I remember the radio was playing the best song. It was the last day I saw Kyle alive.

I knew I wasn't his first. He'd had a girlfriend in Morro Bay, Julie something-or-other, whom he didn't like to talk about. Rumor was, he'd knocked her up and then abandoned her.

Of course, I'd known Kyle was a player from day one.

The song ended and another started. This one sucked, so I changed to another station. It wasn't long after that I heard the sirens in the distance. I didn't even connect them with Kyle, as he'd always seemed the type nothing would ever happen to. He'd always be charming, witty, ready with a lie on his tongue for the next poor girl foolish enough to believe it.

I don't remember what was playing on the car radio on the way to the funeral. I was eighteen and had never seen a dead body before. My stomach was tied in knots as I entered the chapel and saw his pale face lying there in the casket. He looked almost better than he had in life. Not a hair was out of place.

I'd heard the accident had been exceptionally ghastly, that there had been blood everywhere, that certainly there could never be an open casket funeral.

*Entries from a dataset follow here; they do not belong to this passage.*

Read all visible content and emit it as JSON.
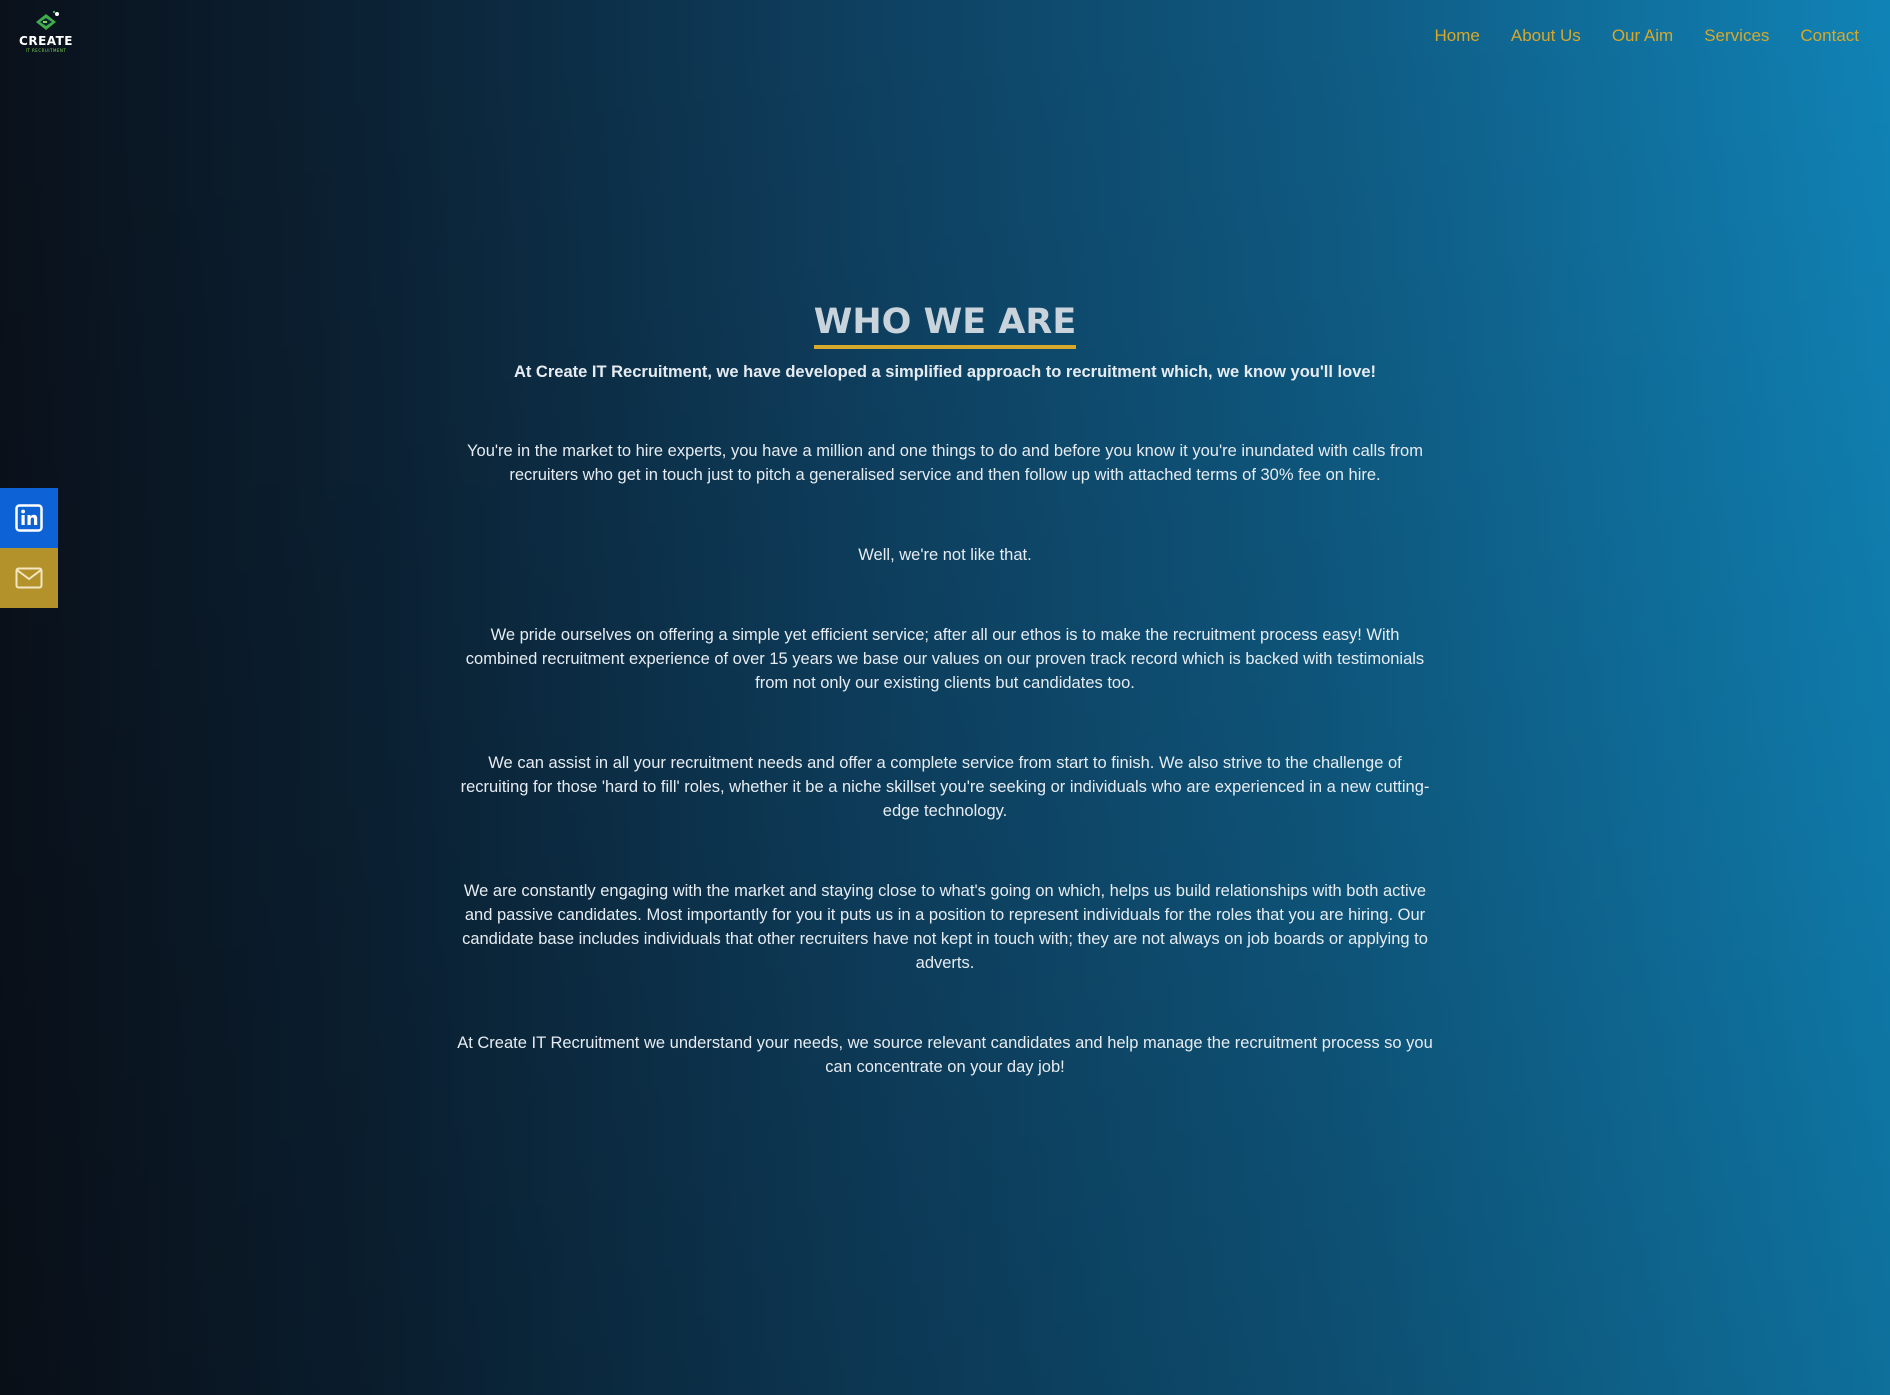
{
  "brand": {
    "logo_text": "CREATE",
    "logo_sub": "IT RECRUITMENT",
    "accent_color": "#d6a92c",
    "logo_green": "#3fae49"
  },
  "nav": {
    "items": [
      {
        "label": "Home"
      },
      {
        "label": "About Us"
      },
      {
        "label": "Our Aim"
      },
      {
        "label": "Services"
      },
      {
        "label": "Contact"
      }
    ]
  },
  "social": {
    "linkedin_icon": "linkedin-icon",
    "mail_icon": "mail-icon",
    "linkedin_color": "#0d63d6",
    "mail_color": "#b3922c"
  },
  "content": {
    "heading": "WHO WE ARE",
    "subtitle": "At Create IT Recruitment, we have developed a simplified approach to recruitment which, we know you'll love!",
    "paragraphs": [
      "You're in the market to hire experts, you have a million and one things to do and before you know it you're inundated with calls from recruiters who get in touch just to pitch a generalised service and then follow up with attached terms of 30% fee on hire.",
      "Well, we're not like that.",
      "We pride ourselves on offering a simple yet efficient service; after all our ethos is to make the recruitment process easy! With combined recruitment experience of over 15 years we base our values on our proven track record which is backed with testimonials from not only our existing clients but candidates too.",
      "We can assist in all your recruitment needs and offer a complete service from start to finish. We also strive to the challenge of recruiting for those 'hard to fill' roles, whether it be a niche skillset you're seeking or individuals who are experienced in a new cutting-edge technology.",
      "We are constantly engaging with the market and staying close to what's going on which, helps us build relationships with both active and passive candidates. Most importantly for you it puts us in a position to represent individuals for the roles that you are hiring. Our candidate base includes individuals that other recruiters have not kept in touch with; they are not always on job boards or applying to adverts.",
      "At Create IT Recruitment we understand your needs, we source relevant candidates and help manage the recruitment process so you can concentrate on your day job!"
    ]
  }
}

I couldn't help but wonder how long he would continue to look so perfect. After the brief ceremony, the casket's lid would cover his handsome face forever. The casket would be lowered into a vault lining the cold, moist dirt, and then the crypt would be sealed, heavy machinery placing its concrete lid on top. In perfect peace and quiet, the anaerobic bacteria inside his body would begin to consume it from the inside, releasing their poisonous gases and causing the body I once made passionate love with to bloat, to rupture, eventually to liquefy, forming a horrid soup.

I wondered whether Julie in Morro Bay knew what had happened.

I wondered what his mother would be thinking of as she lay in bed that night.

I wondered what song was playing on the radio.